SBCC has four divisions:
1) Clinical Mental Health Services: SBCC's clinical practice has been operating for over 3 decades and reaches over 5,000 at risk youth, adults and families a year. Programs include: Counseling Services--provides therapy on a sliding scale and is also a clinical training site for interns and trainees entering the mental health profession. School Support Programs--provides early prevention and intervention services for children at risk for neglect, abuse or school failure. Teen Recovery and Intervention Program (TRIP)--is a 15 week prevention and intervention program designed to address early substance use among adolescents ages 13-19. Parent and Children Together (PACT)-- provides child and family therapy for children up to 17 years old and their families, counseling for pregnant and parenting teens and substance abuse prevention.

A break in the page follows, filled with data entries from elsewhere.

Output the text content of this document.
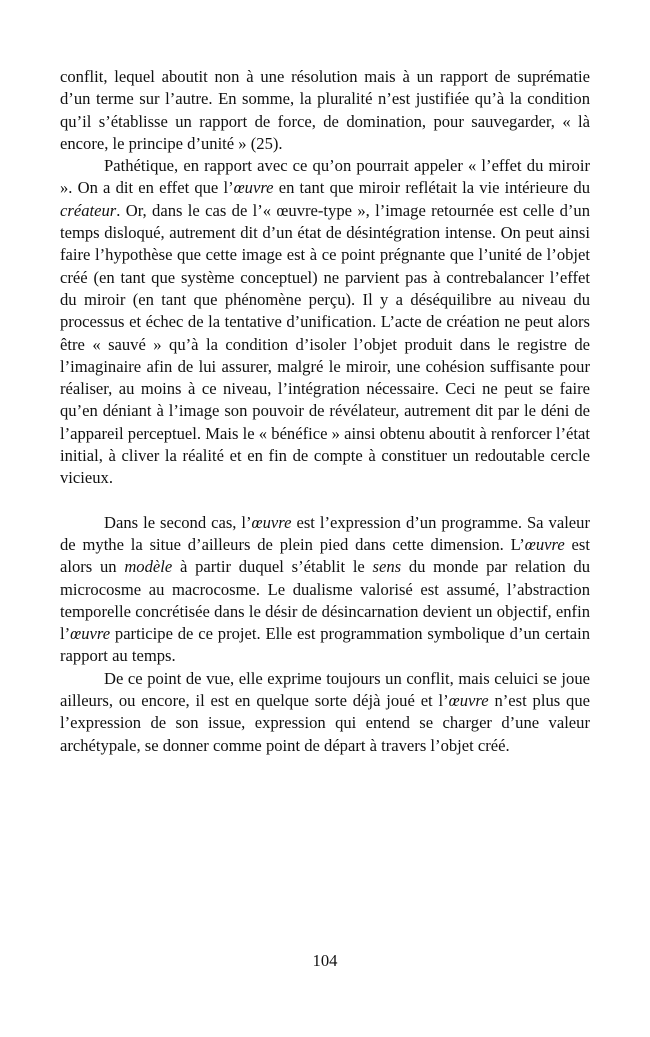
conflit, lequel aboutit non à une résolution mais à un rapport de suprématie d’un terme sur l’autre. En somme, la pluralité n’est justifiée qu’à la condition qu’il s’établisse un rapport de force, de domination, pour sauvegarder, « là encore, le principe d’unité » (25).

Pathétique, en rapport avec ce qu’on pourrait appeler « l’effet du miroir ». On a dit en effet que l’œuvre en tant que miroir reflétait la vie intérieure du créateur. Or, dans le cas de l’« œuvre-type », l’image retournée est celle d’un temps disloqué, autrement dit d’un état de désintégration intense. On peut ainsi faire l’hypothèse que cette image est à ce point prégnante que l’unité de l’objet créé (en tant que système conceptuel) ne parvient pas à contrebalancer l’effet du miroir (en tant que phénomène perçu). Il y a déséquilibre au niveau du processus et échec de la tentative d’unification. L’acte de création ne peut alors être « sauvé » qu’à la condition d’isoler l’objet produit dans le registre de l’imaginaire afin de lui assurer, malgré le miroir, une cohésion suffisante pour réaliser, au moins à ce niveau, l’intégration nécessaire. Ceci ne peut se faire qu’en déniant à l’image son pouvoir de révélateur, autrement dit par le déni de l’appareil perceptuel. Mais le « bénéfice » ainsi obtenu aboutit à renforcer l’état initial, à cliver la réalité et en fin de compte à constituer un redoutable cercle vicieux.

Dans le second cas, l’œuvre est l’expression d’un programme. Sa valeur de mythe la situe d’ailleurs de plein pied dans cette dimension. L’œuvre est alors un modèle à partir duquel s’établit le sens du monde par relation du microcosme au macrocosme. Le dualisme valorisé est assumé, l’abstraction temporelle concrétisée dans le désir de désincarnation devient un objectif, enfin l’œuvre participe de ce projet. Elle est programmation symbolique d’un certain rapport au temps.

De ce point de vue, elle exprime toujours un conflit, mais celuici se joue ailleurs, ou encore, il est en quelque sorte déjà joué et l’œuvre n’est plus que l’expression de son issue, expression qui entend se charger d’une valeur archétypale, se donner comme point de départ à travers l’objet créé.

104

2) Career and Workforce Development: SBCC supports communities and the individuals who live in them by building sector driven career pathways for low income residents into high wage, high growth industries. A career pathway is a partnership between employers, community colleges, and social service agencies designed to train low-income individuals for living wage jobs by providing wrap around social services such as counseling, child care assistance, and access to education. Some of SBCC's workforce development programs may also engage younger youth who are still in high school or have dropped out, and supports them in gaining work readiness skills and work experience opportunities before starting on a career pathway.
3) Community Organizing: SBCC supports relationship based community organizing in neighborhoods with a specific focus on organizing at risk youth. SPA 8 Neighborhood Action Councils--SBCC runs 43 Neighborhood Action Councils (NAC) throughout SPA 8 that plan and implement community building projects that will improve the quality of life in their neighborhood. Prevention Initiative Demonstration Project--is funded by the Dept. of Children and Family Services and organizes individuals as a strategy to reduce child abuse.

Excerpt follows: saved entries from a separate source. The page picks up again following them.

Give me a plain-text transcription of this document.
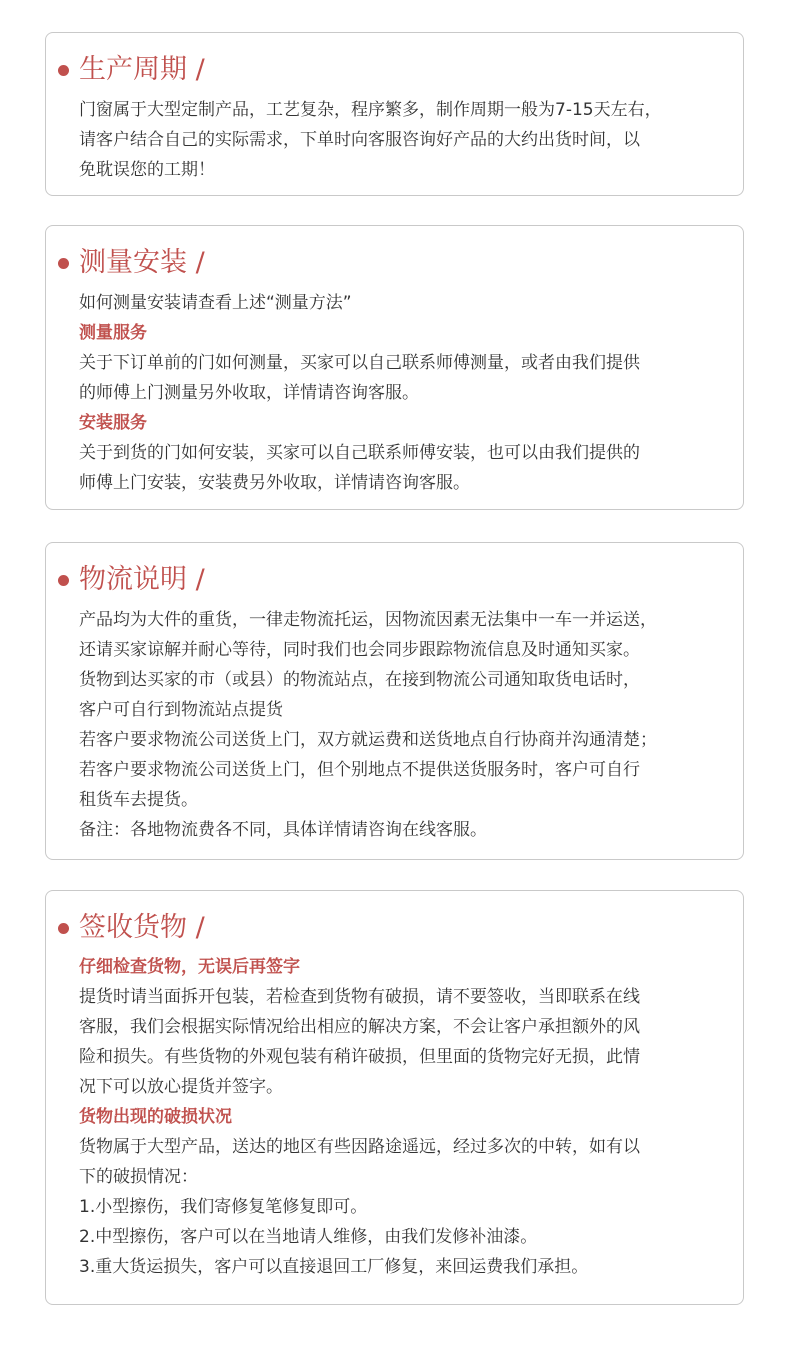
生产周期 /
门窗属于大型定制产品，工艺复杂，程序繁多，制作周期一般为7-15天左右，
请客户结合自己的实际需求，下单时向客服咨询好产品的大约出货时间，以
免耽误您的工期！
测量安装 /
如何测量安装请查看上述“测量方法”
测量服务
关于下订单前的门如何测量，买家可以自己联系师傅测量，或者由我们提供
的师傅上门测量另外收取，详情请咨询客服。
安装服务
关于到货的门如何安装，买家可以自己联系师傅安装，也可以由我们提供的
师傅上门安装，安装费另外收取，详情请咨询客服。
物流说明 /
产品均为大件的重货，一律走物流托运，因物流因素无法集中一车一并运送，
还请买家谅解并耐心等待，同时我们也会同步跟踪物流信息及时通知买家。
货物到达买家的市（或县）的物流站点，在接到物流公司通知取货电话时，
客户可自行到物流站点提货
若客户要求物流公司送货上门，双方就运费和送货地点自行协商并沟通清楚；
若客户要求物流公司送货上门，但个别地点不提供送货服务时，客户可自行
租货车去提货。
备注：各地物流费各不同，具体详情请咨询在线客服。
签收货物 /
仔细检查货物，无误后再签字
提货时请当面拆开包装，若检查到货物有破损，请不要签收，当即联系在线
客服，我们会根据实际情况给出相应的解决方案，不会让客户承担额外的风
险和损失。有些货物的外观包装有稍许破损，但里面的货物完好无损，此情
况下可以放心提货并签字。
货物出现的破损状况
货物属于大型产品，送达的地区有些因路途遥远，经过多次的中转，如有以
下的破损情况：
1.小型擦伤，我们寄修复笔修复即可。
2.中型擦伤，客户可以在当地请人维修，由我们发修补油漆。
3.重大货运损失，客户可以直接退回工厂修复，来回运费我们承担。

4) Economic Development: The Greater Los Angeles Economic Alliance (GLAEA)--operates "Community Tax Centers," which provided assistance to low-income individuals throughout Los Angeles County, in understanding and claiming the Earned Income Tax Credit (EITC) connecting to mainstream banking services, financial literacy workshops, and other financial supports.
5) Family Support and Community Services: SBCC believes that non-profit organizations play a critical role in augmenting the social safety net by insuring the delivery of basic social services to low income individuals and families. Programs include: School Readiness Family Support which targets children up to age 5 and their families with services that include expanded mental health and health services, parent education and special needs services, and coordination and linkage of employment training and job placement services.
Major funding sources
The David and Lucile Packard Foundation, Casey Family Services, Marguerite Casey Foundation, The Greater Los Angeles United Way, Wells Fargo, Conoco-Philipps, Exxon-Mobil, British Petroleum, Tesoro, The US Department of Labor, The California Employment Development Department, Los Angeles County Supervisor Don Knabe, County of Los Angeles Department of Children and Family Services, City of Los Angeles Workforce Development, First Five LA.
In recognition of SBCC's 35-year commitment to social and economic change, the Los Angeles County Commission for Women named SBCC's executive director, Colleen Mooney, the 2008 Woman of the Year. Some significant accomplishments that led to this honor include: The Energy Pathway Program: Founded in 2005, this program has trained over 400 low-income individuals with a 90% retention rate and, of those retained, has attained a 95% job placement rate. This program has been recognized as a national best practice of the United Way. The Countywide Replication of The SPA 8 Model: In 2008, the Children's Planning Council, a nationally recognized public/private collaborative, engaged SBCC to realign its programming to support the replication of SPA 8's model across the Los Angeles region. The Creation of The Primary Prevention Demonstration Project: In 2006, SBCC's Executive Director was appointed to the Primary Prevention Policy committee by supervisor Don Knabe. The outcome of the committee's work, a five year, five million dollar primary prevention strategy, was a historical child abuse policy realignment and was directly modeled on SBCC's collaborative multidisciplinary work with at risk youth and families in SPA 8.